Drilling at the North Timmins gold project. Credit: Gowest Gold

Gowest Gold (TSXV: GWA) is about to go private after the Ontario Superior Court of Justice approved a plan for shareholders to buy the company’s remaining shares.

Under the plan, a group of shareholders will buy the shares they don’t already own for 15¢ apiece, Gowest said on Monday. Gowest would also merge with an Ontario-incorporated company controlled by the shareholder group to create a new firm. That group, which together holds 91.5% of the company’s outstanding shares includes several China-based investors.

The plan is expected to close this week and the company’s shares will be delisted from the TSXV if certain customary conditions are met.

Gowest shares traded for C$0.15 apiece on Monday morning in Toronto, valuing the company at C$100.6 million. Its shares have traded in a 52-week range of C$0.04 to C$0.15.

CEO Dan Gagnon said in June the transaction will help investors who have been the company’s main source of capital to bear the continuing risks of exploration and financing.

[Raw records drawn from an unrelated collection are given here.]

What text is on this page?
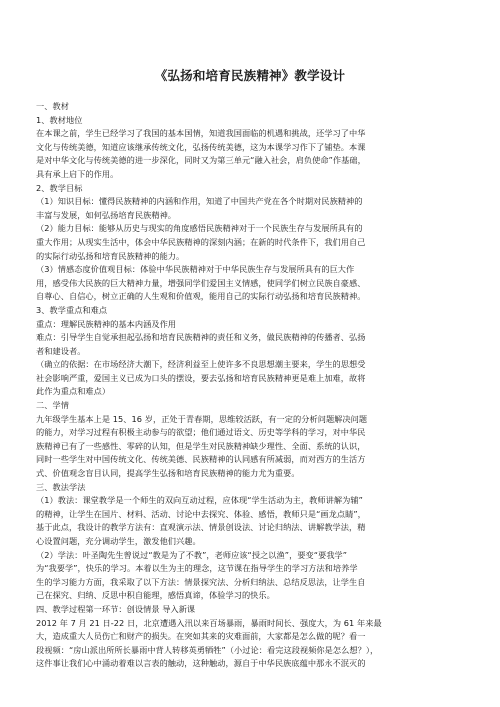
《弘扬和培育民族精神》教学设计
一、教材
1、教材地位
在本课之前，学生已经学习了我国的基本国情，知道我国面临的机遇和挑战，还学习了中华
文化与传统美德，知道应该继承传统文化，弘扬传统美德，这为本课学习作下了铺垫。本课
是对中华文化与传统美德的进一步深化，同时又为第三单元“融入社会，肩负使命”作基础，
具有承上启下的作用。
2、教学目标
（1）知识目标：懂得民族精神的内涵和作用，知道了中国共产党在各个时期对民族精神的
丰富与发展，如何弘扬培育民族精神。
（2）能力目标：能够从历史与现实的角度感悟民族精神对于一个民族生存与发展所具有的
重大作用；从现实生活中，体会中华民族精神的深刻内涵；在新的时代条件下，我们用自己
的实际行动弘扬和培育民族精神的能力。
（3）情感态度价值观目标：体验中华民族精神对于中华民族生存与发展所具有的巨大作
用，感受伟大民族的巨大精神力量，增强同学们爱国主义情感，使同学们树立民族自豪感、
自尊心、自信心，树立正确的人生观和价值观，能用自己的实际行动弘扬和培育民族精神。
3、教学重点和难点
重点：理解民族精神的基本内涵及作用
难点：引导学生自觉承担起弘扬和培育民族精神的责任和义务，做民族精神的传播者、弘扬
者和建设者。
（确立的依据：在市场经济大潮下，经济利益至上使许多不良思想潮主要来，学生的思想受
社会影响严重，爱国主义已成为口头的摆设，要去弘扬和培育民族精神更是难上加难，故将
此作为重点和难点）
二、学情
九年级学生基本上是 15、16 岁，正处于青春期，思维较活跃，有一定的分析问题解决问题
的能力，对学习过程有积极主动参与的欲望；他们通过语文、历史等学科的学习，对中华民
族精神已有了一些感性、零碎的认知，但是学生对民族精神缺少理性、全面、系统的认识，
同时一些学生对中国传统文化、传统美德、民族精神的认同感有所减弱，而对西方的生活方
式、价值观念盲目认同，提高学生弘扬和培育民族精神的能力尤为重要。
三、教法学法
（1）教法：课堂教学是一个师生的双向互动过程，应体现“学生活动为主，教师讲解为辅”
的精神，让学生在国片、材料、活动、讨论中去探究、体验、感悟，教师只是“画龙点睛”，
基于此点，我设计的教学方法有：直观演示法、情景创设法、讨论归纳法、讲解教学法，精
心设置问题，充分调动学生，激发他们兴趣。
（2）学法：叶圣陶先生曾说过“教是为了不教”，老师应该“授之以渔”，要变“要我学”
为“我要学”，快乐的学习。本着以生为主的理念，这节课在指导学生的学习方法和培养学
生的学习能力方面，我采取了以下方法：情景探究法、分析归纳法、总结反思法，让学生自
己在探究、归纳、反思中积自能理，感悟真谛，体验学习的快乐。
四、教学过程第一环节：创设情景 导入新课
2012 年 7 月 21 日-22 日，北京遭遇入汛以来百场暴雨，暴雨时间长、强度大，为 61 年来最
大，造成重大人员伤亡和财产的损失。在突如其来的灾难面前，大家都是怎么做的呢？看一
段视频：“房山派出所所长暴雨中背人转移英勇牺牲”（小过论：看完这段视频你是怎么想？），
这件事让我们心中涌动着难以言表的触动，这种触动，源自于中华民族底蕴中那永不泯灭的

The move to go private comes amid challenges Gowest has faced in recent years in raising enough capital to develop the prefeasibility-stage Bradshaw deposit in its larger North Timmins project.

It also coincides with some Canadian junior companies expressing frustration with the federal government for stymieing foreign investment in critical minerals in name of national security.

Last week, Solaris Resources (TSX: SLS; NYSE: SLSR) said it was relocating to Ecuador after blaming Ottawa for a stalled C$130 million investment from China’s Zijin Mining, while graphite developer Falcon Energy Materials (TSXV: SRG) was the first TSX-listed company to redomicile to the United Arab Emirates after completing its move in July. Gold isn’t considered a critical mineral.

Sizeable Chinese investment

The Gowest shareholder group is made up of main investor Lush Land Investment Canada, based in China’s Inner Mongolia region; Hong Kong’s Greenwater Investment; 1000216244 Ontario Inc.; Debao Wang; Yun Zhao; Fortune Future Holdings; Meirong Yuan, and C. Fraser Elliott and his Texas-based company CFE Financial Inc.

Lush Land raised its stake in Gowest to 46.5% from just under 25% on June 14. It bought the shares in separate transactions with Greenwater and Inner Mongolia Jinshengda Investment Co.

1.7m probable tonnes

Stretching across 109 sq. km, North Timmins comprises one patented mining claim, 11 mining leases and 56 unpatented mining claims.

The project’s main focus has been the Frankfield property, where gold mineralization was first discovered in 1974 before Gowest took over the project.

Bradshaw hosts probable reserves of 1.7 million tonnes grading 4.82 grams gold per tonne for 277,101 oz. of gold, 2.1 million indicated tonnes grading 6.19 grams gold and 3.6 million inferred tonnes grading 6.47 grams gold, according to the 2015 prefeasibility study.